Thousands protest in Thai capital, urging king to relinquish control of funds
Thousands of anti-government protesters have gathered in the Thai capital of Bangkok, calling on the country’s monarch to relinquish control of royal funds worth tens of billions of dollars, despite an escalated crackdown on protests.
The protesters gathered outside the head office of Siam Commercial Bank (SCB), Thailand’s oldest bank, on Wednesday to call for greater oversight of royal funds.
“At least people should have the space to investigate [how money is spent] and check the institution — not only the monarchy but also other institutions. We will not accept military power anymore,” a protester said.
The demonstrators had originally planned to gather outside the crown property bureau, the office that manages royal assets, but they moved to avoid confrontation with royalists who had announced a counter-rally nearby.
King Maha Vajiralongkorn took direct control of the crown property bureau, which is worth tens of billions of dollars, after ascending the throne.
Previously, the fund — comprising prime real estate, shares in the SCB, and stakes in the country’s largest industrial conglomerate, Siam Cement Group — had been under the supervision of the Finance Ministry. Its exact value is not known, though some estimates suggest it is worth 40 billion dollars.

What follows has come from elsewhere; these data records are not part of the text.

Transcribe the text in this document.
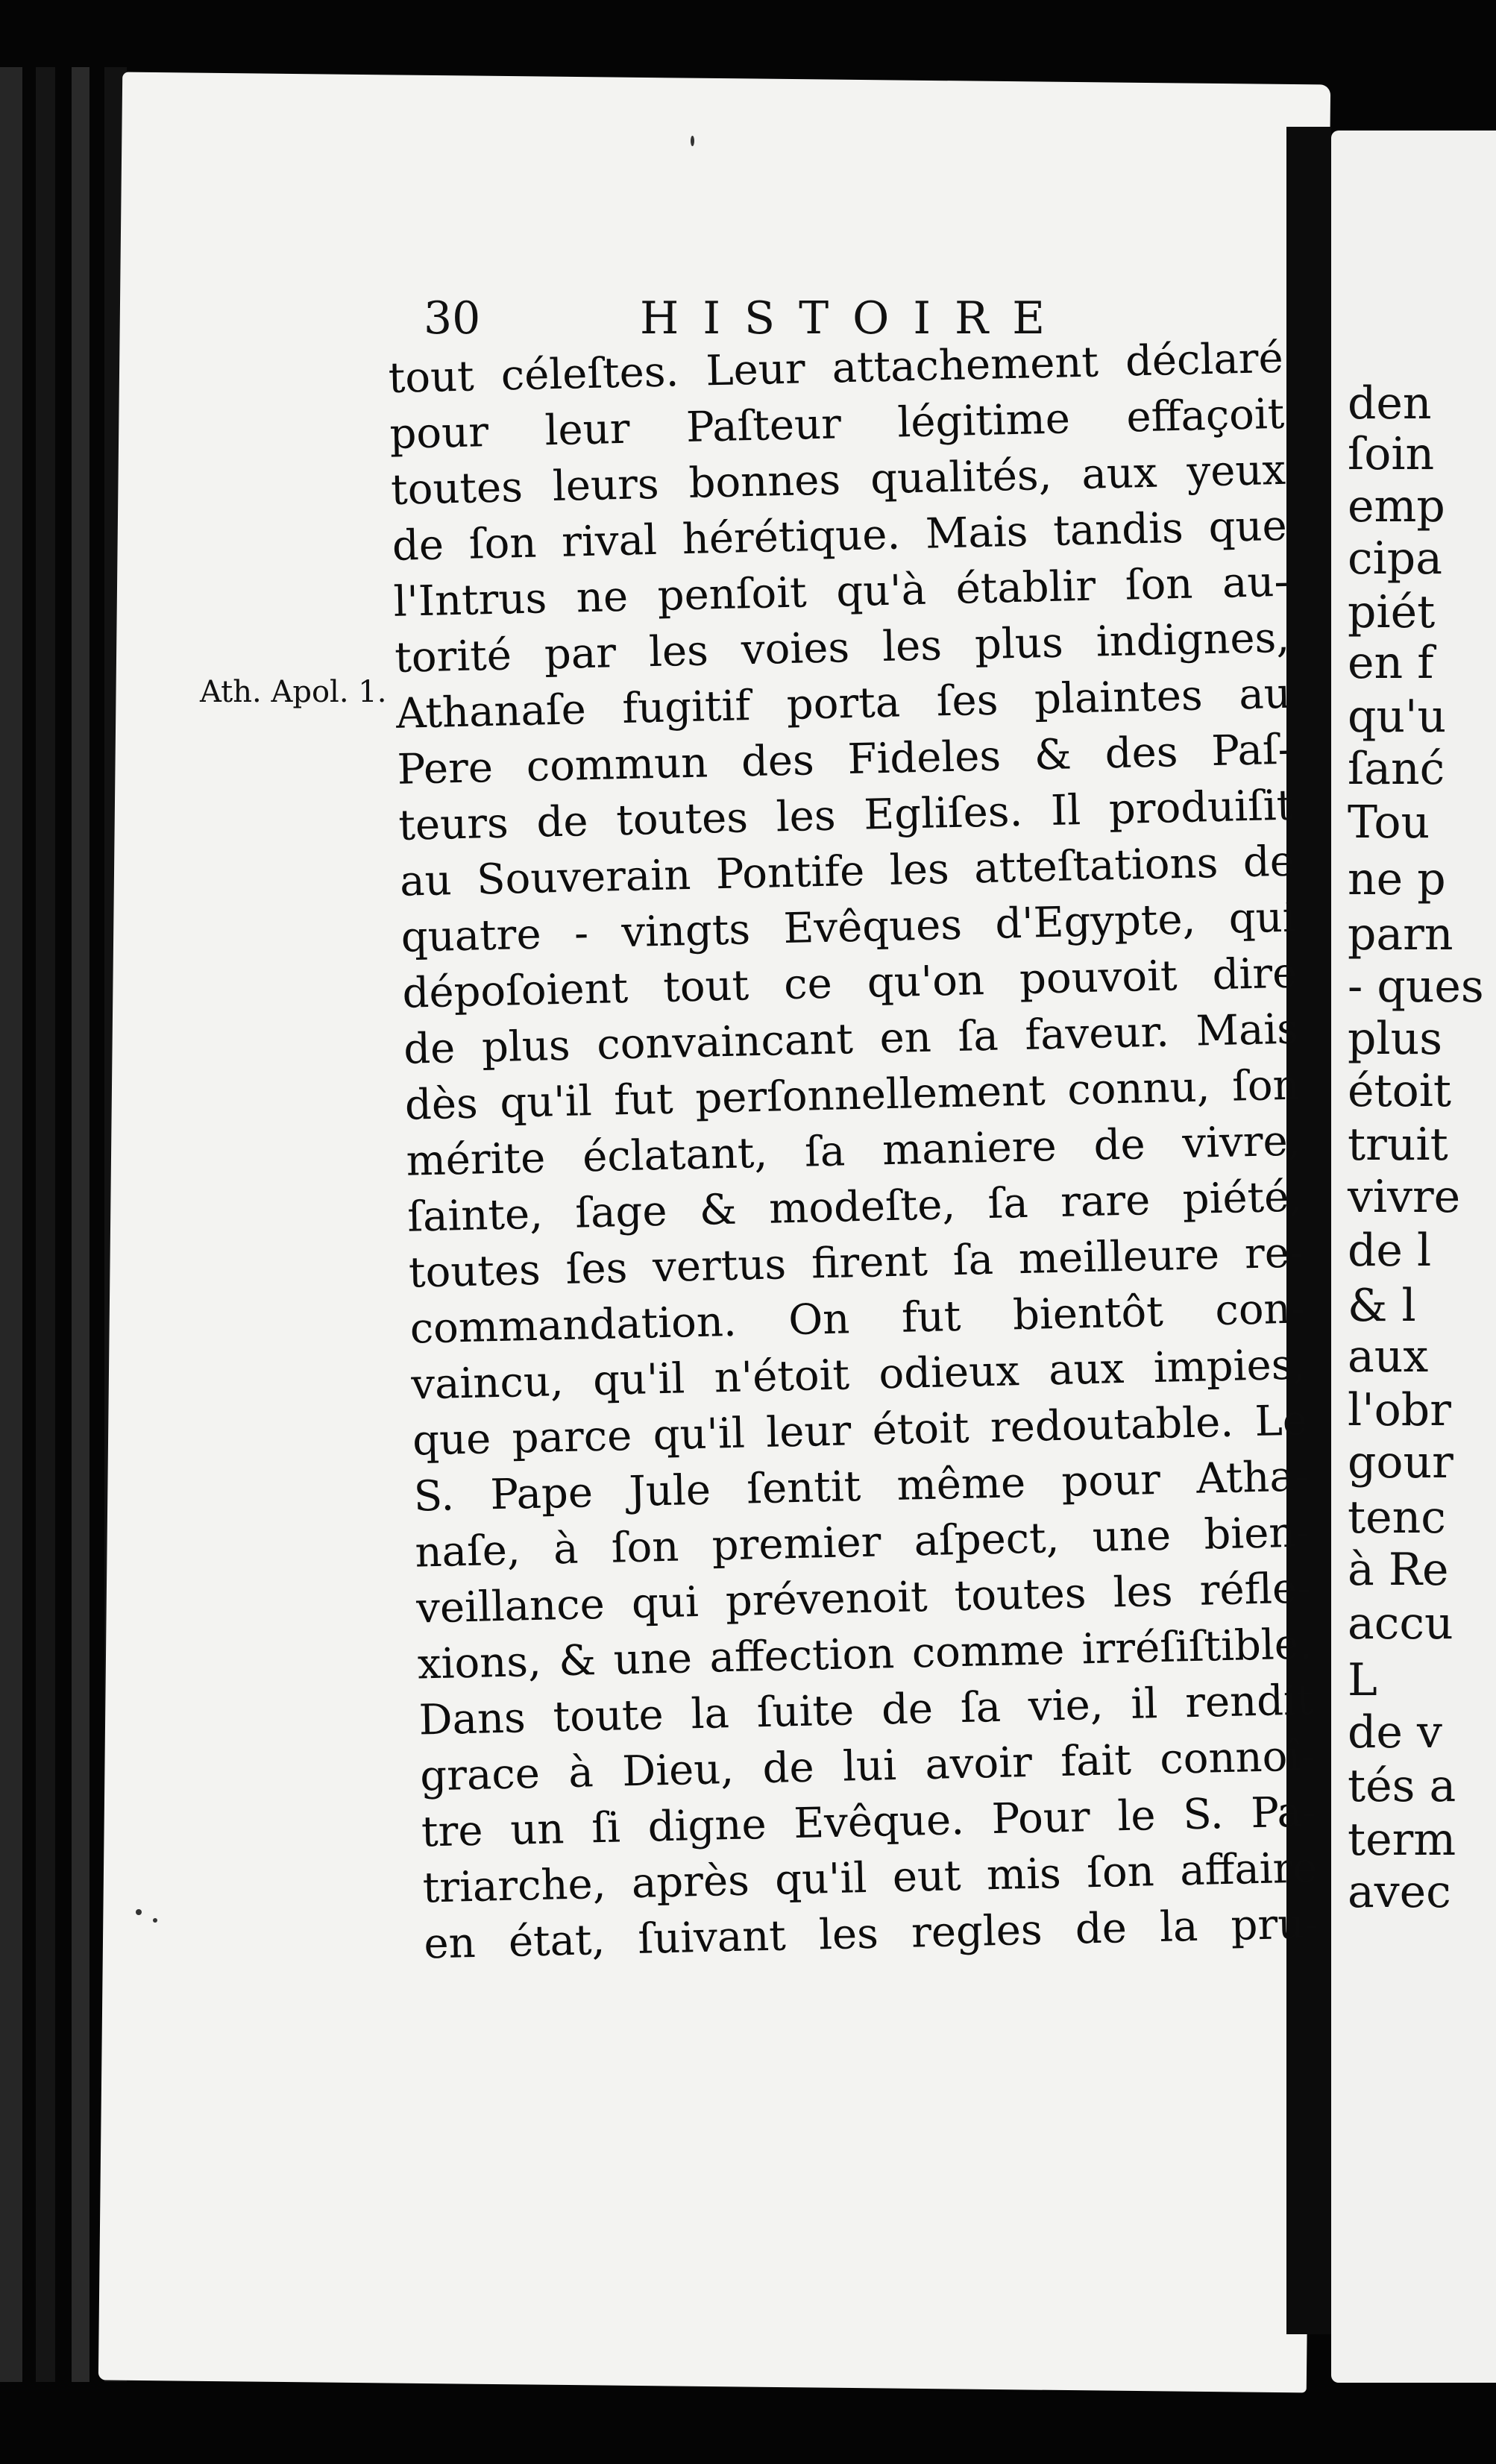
den
ſoin
emp
cipa
piét
en f
qu'u
ſanć
Tou
ne p
parn
- ques
plus
étoit
truit
vivre
de l
& l
aux
l'obr
gour
tenc
à Re
accu
L
de v
tés a
term
avec
30	HISTOIRE
Ath. Apol. 1.
tout céleſtes. Leur attachement déclaré
pour leur Paſteur légitime effaçoit
toutes leurs bonnes qualités, aux yeux
de ſon rival hérétique. Mais tandis que
l'Intrus ne penſoit qu'à établir ſon au-
torité par les voies les plus indignes,
Athanaſe fugitif porta ſes plaintes au
Pere commun des Fideles & des Paſ-
teurs de toutes les Egliſes. Il produiſit
au Souverain Pontife les atteſtations de
quatre - vingts Evêques d'Egypte, qui
dépoſoient tout ce qu'on pouvoit dire
de plus convaincant en ſa faveur. Mais
dès qu'il fut perſonnellement connu, ſon
mérite éclatant, ſa maniere de vivre,
ſainte, ſage & modeſte, ſa rare piété,
toutes ſes vertus firent ſa meilleure re-
commandation. On fut bientôt con-
vaincu, qu'il n'étoit odieux aux impies,
que parce qu'il leur étoit redoutable. Le
S. Pape Jule ſentit même pour Atha-
naſe, à ſon premier aſpect, une bien-
veillance qui prévenoit toutes les réfle-
xions, & une affection comme irréſiſtible.
Dans toute la ſuite de ſa vie, il rendit
grace à Dieu, de lui avoir fait connoî-
tre un ſi digne Evêque. Pour le S. Pa-
triarche, après qu'il eut mis ſon affaire
en état, ſuivant les regles de la pru-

Protesters have accused the king of wasting taxpayers’ money. They also say the king’s private wealth should be separated from the crown funds.
In a statement released ahead of the Wednesday demonstration, the protest group Free Youth said, “Transferring the crown property to the king’s property is equivalent to a robbery of the nation’s wealth.”

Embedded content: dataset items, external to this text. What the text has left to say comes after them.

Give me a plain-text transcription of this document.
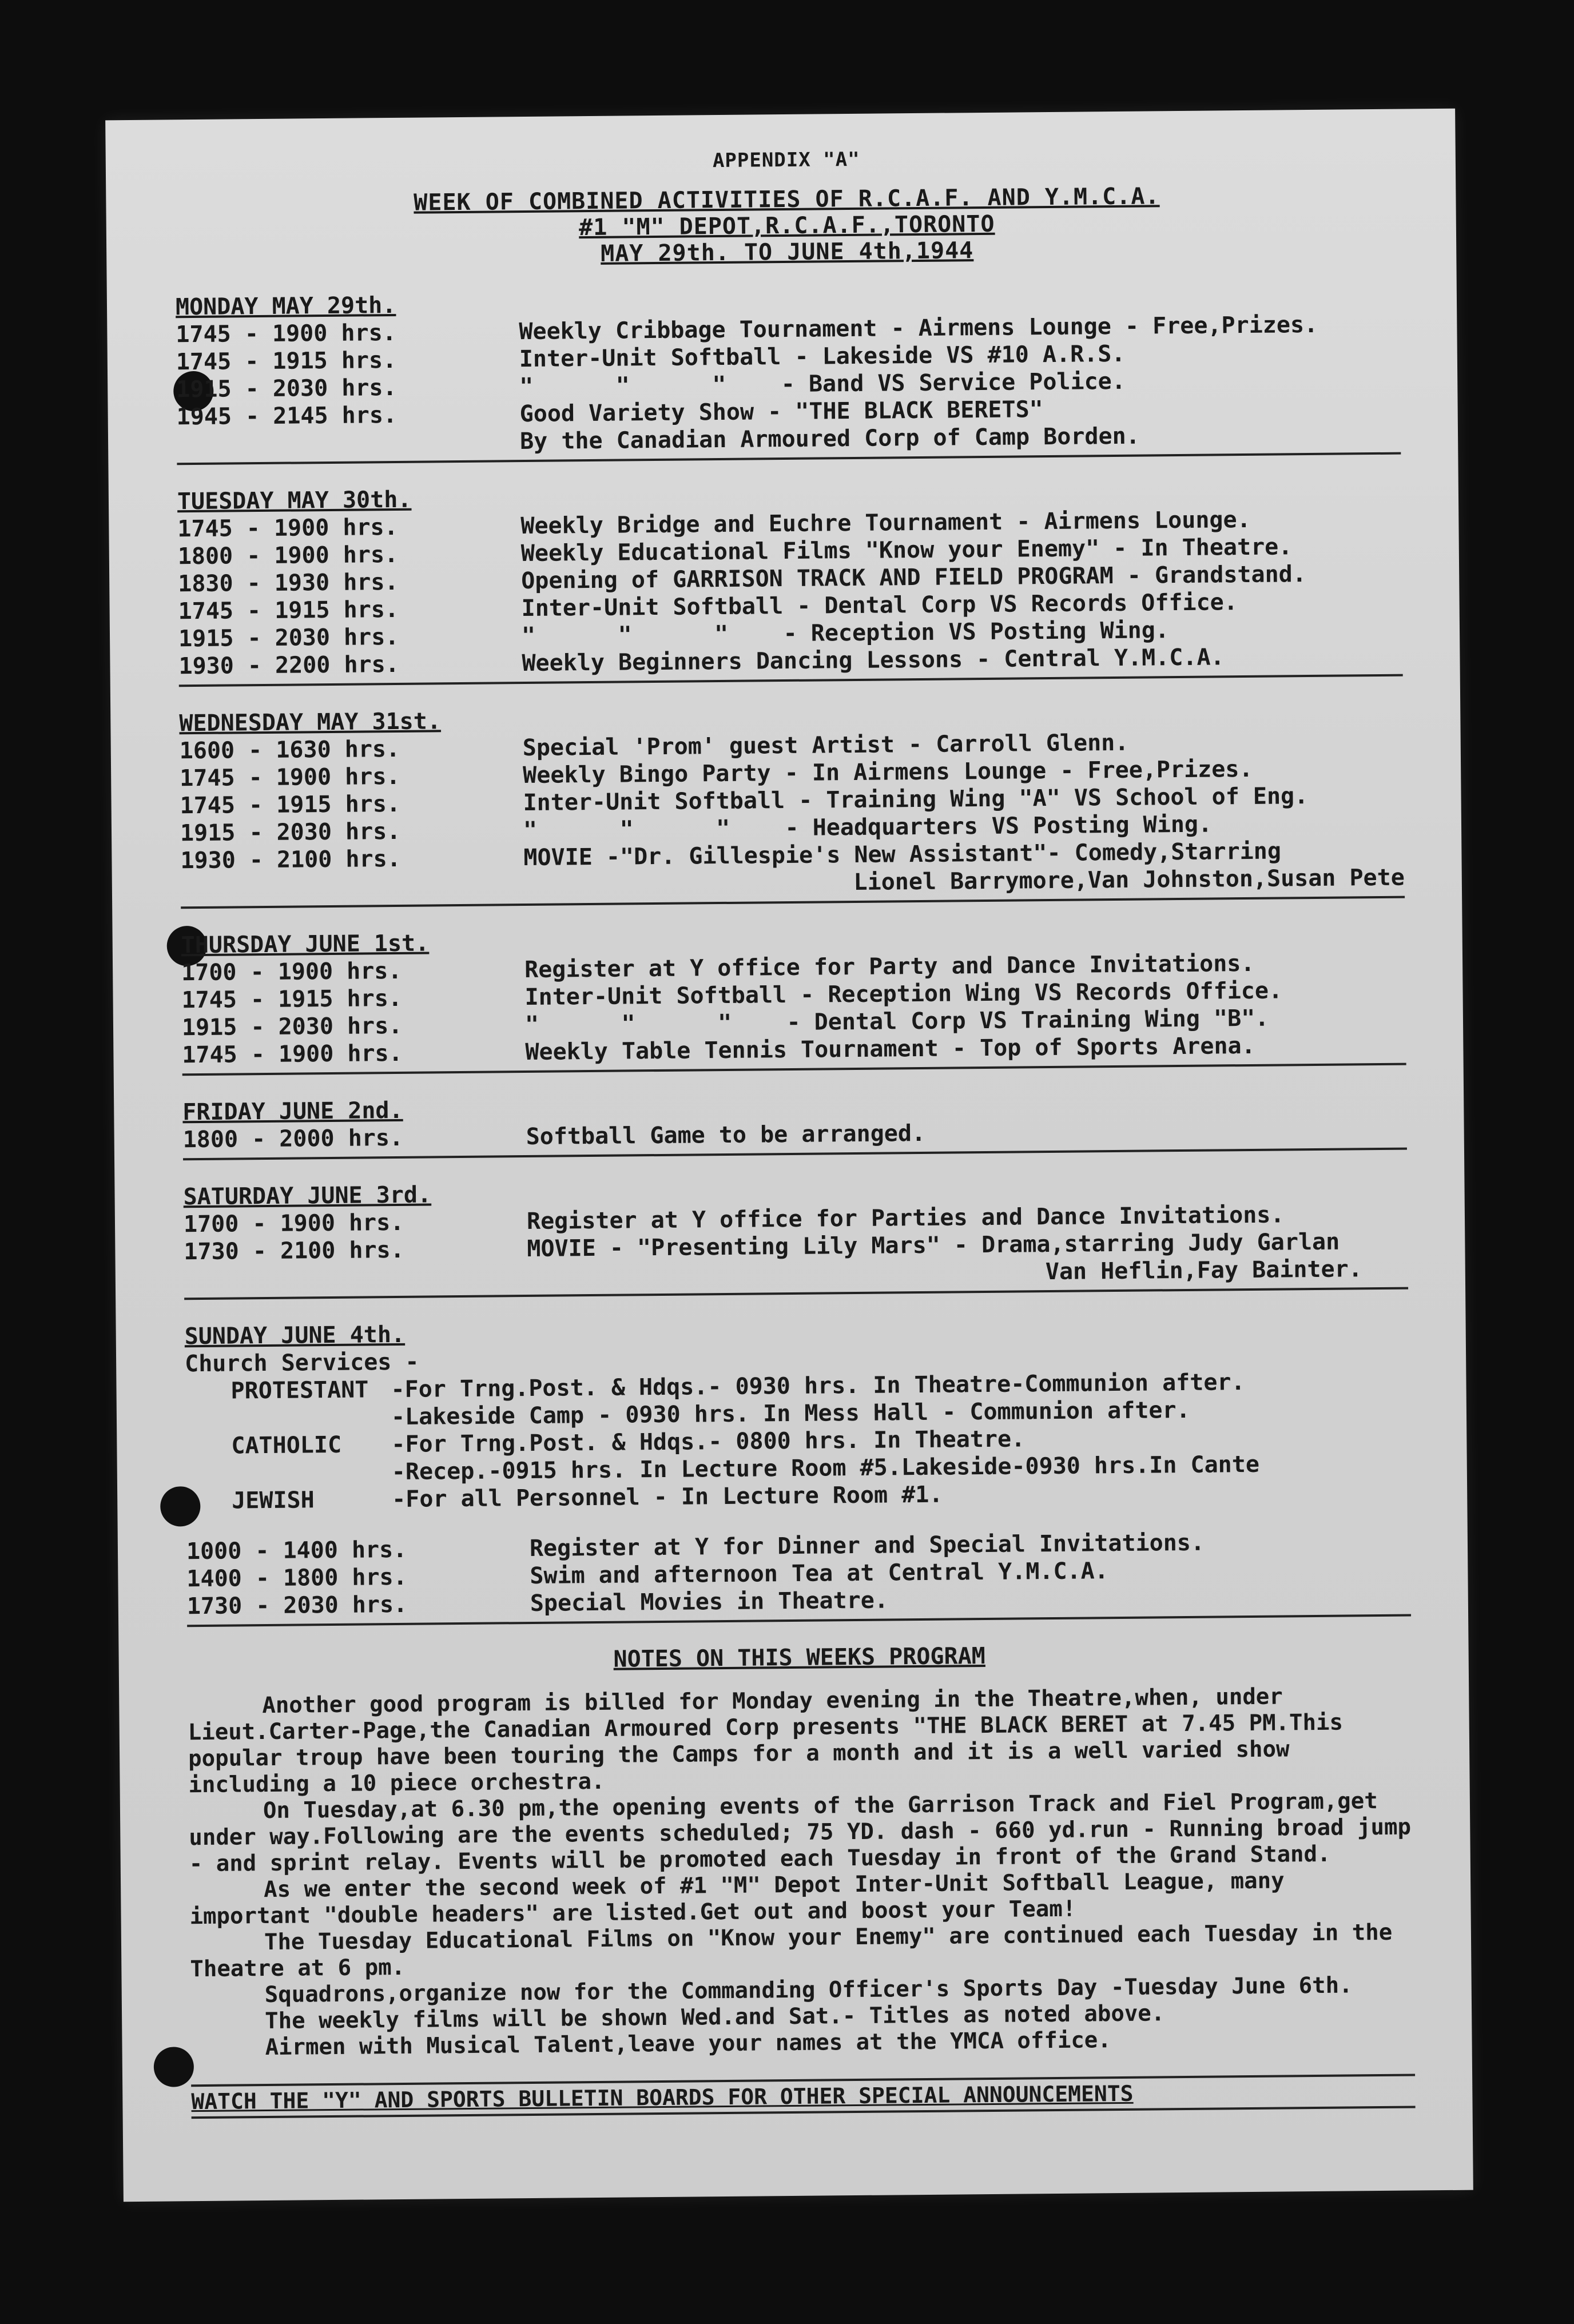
APPENDIX "A"
WEEK OF COMBINED ACTIVITIES OF R.C.A.F. AND Y.M.C.A.
#1 "M" DEPOT,R.C.A.F.,TORONTO
MAY 29th. TO JUNE 4th,1944
MONDAY MAY 29th.
1745 - 1900 hrs.	Weekly Cribbage Tournament - Airmens Lounge - Free,Prizes.
1745 - 1915 hrs.	Inter-Unit Softball - Lakeside VS #10 A.R.S.
1915 - 2030 hrs.	"      "      "    - Band VS Service Police.
1945 - 2145 hrs.	Good Variety Show - "THE BLACK BERETS"
By the Canadian Armoured Corp of Camp Borden.
TUESDAY MAY 30th.
1745 - 1900 hrs.	Weekly Bridge and Euchre Tournament - Airmens Lounge.
1800 - 1900 hrs.	Weekly Educational Films "Know your Enemy" - In Theatre.
1830 - 1930 hrs.	Opening of GARRISON TRACK AND FIELD PROGRAM - Grandstand.
1745 - 1915 hrs.	Inter-Unit Softball - Dental Corp VS Records Office.
1915 - 2030 hrs.	"      "      "    - Reception VS Posting Wing.
1930 - 2200 hrs.	Weekly Beginners Dancing Lessons - Central Y.M.C.A.
WEDNESDAY MAY 31st.
1600 - 1630 hrs.	Special 'Prom' guest Artist - Carroll Glenn.
1745 - 1900 hrs.	Weekly Bingo Party - In Airmens Lounge - Free,Prizes.
1745 - 1915 hrs.	Inter-Unit Softball - Training Wing "A" VS School of Eng.
1915 - 2030 hrs.	"      "      "    - Headquarters VS Posting Wing.
1930 - 2100 hrs.	MOVIE -"Dr. Gillespie's New Assistant"- Comedy,Starring
Lionel Barrymore,Van Johnston,Susan Pete
THURSDAY JUNE 1st.
1700 - 1900 hrs.	Register at Y office for Party and Dance Invitations.
1745 - 1915 hrs.	Inter-Unit Softball - Reception Wing VS Records Office.
1915 - 2030 hrs.	"      "      "    - Dental Corp VS Training Wing "B".
1745 - 1900 hrs.	Weekly Table Tennis Tournament - Top of Sports Arena.
FRIDAY JUNE 2nd.
1800 - 2000 hrs.	Softball Game to be arranged.
SATURDAY JUNE 3rd.
1700 - 1900 hrs.	Register at Y office for Parties and Dance Invitations.
1730 - 2100 hrs.	MOVIE - "Presenting Lily Mars" - Drama,starring Judy Garlan
Van Heflin,Fay Bainter.
SUNDAY JUNE 4th.
Church Services -
PROTESTANT -For Trng.Post. & Hdqs.- 0930 hrs. In Theatre-Communion after.
-Lakeside Camp - 0930 hrs. In Mess Hall - Communion after.
CATHOLIC	-For Trng.Post. & Hdqs.- 0800 hrs. In Theatre.
-Recep.-0915 hrs. In Lecture Room #5.Lakeside-0930 hrs.In Cante
JEWISH	-For all Personnel - In Lecture Room #1.
1000 - 1400 hrs.	Register at Y for Dinner and Special Invitations.
1400 - 1800 hrs.	Swim and afternoon Tea at Central Y.M.C.A.
1730 - 2030 hrs.	Special Movies in Theatre.
NOTES ON THIS WEEKS PROGRAM

Another good program is billed for Monday evening in the Theatre,when, under Lieut.Carter-Page,the Canadian Armoured Corp presents "THE BLACK BERET at 7.45 PM.This popular troup have been touring the Camps for a month and it is a well varied show including a 10 piece orchestra.

On Tuesday,at 6.30 pm,the opening events of the Garrison Track and Fiel Program,get under way.Following are the events scheduled; 75 YD. dash - 660 yd.run - Running broad jump - and sprint relay. Events will be promoted each Tuesday in front of the Grand Stand.

As we enter the second week of #1 "M" Depot Inter-Unit Softball League, many important "double headers" are listed.Get out and boost your Team!

The Tuesday Educational Films on "Know your Enemy" are continued each Tuesday in the Theatre at 6 pm.

Squadrons,organize now for the Commanding Officer's Sports Day -Tuesday June 6th.

The weekly films will be shown Wed.and Sat.- Titles as noted above.

Airmen with Musical Talent,leave your names at the YMCA office.

WATCH THE "Y" AND SPORTS BULLETIN BOARDS FOR OTHER SPECIAL ANNOUNCEMENTS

It also criticized the police response to protests, saying that “being near the police does not make you feel safe” in Thailand.
The Wednesday rally was peaceful. However, loud bangs were heard later in the evening, and a volunteer protest guard was reportedly injured.
The development came after police summoned 15 prominent activists on Tuesday to face charges under the lese majeste law, which shields Thailand’s powerful and ultra-rich royal family from criticism.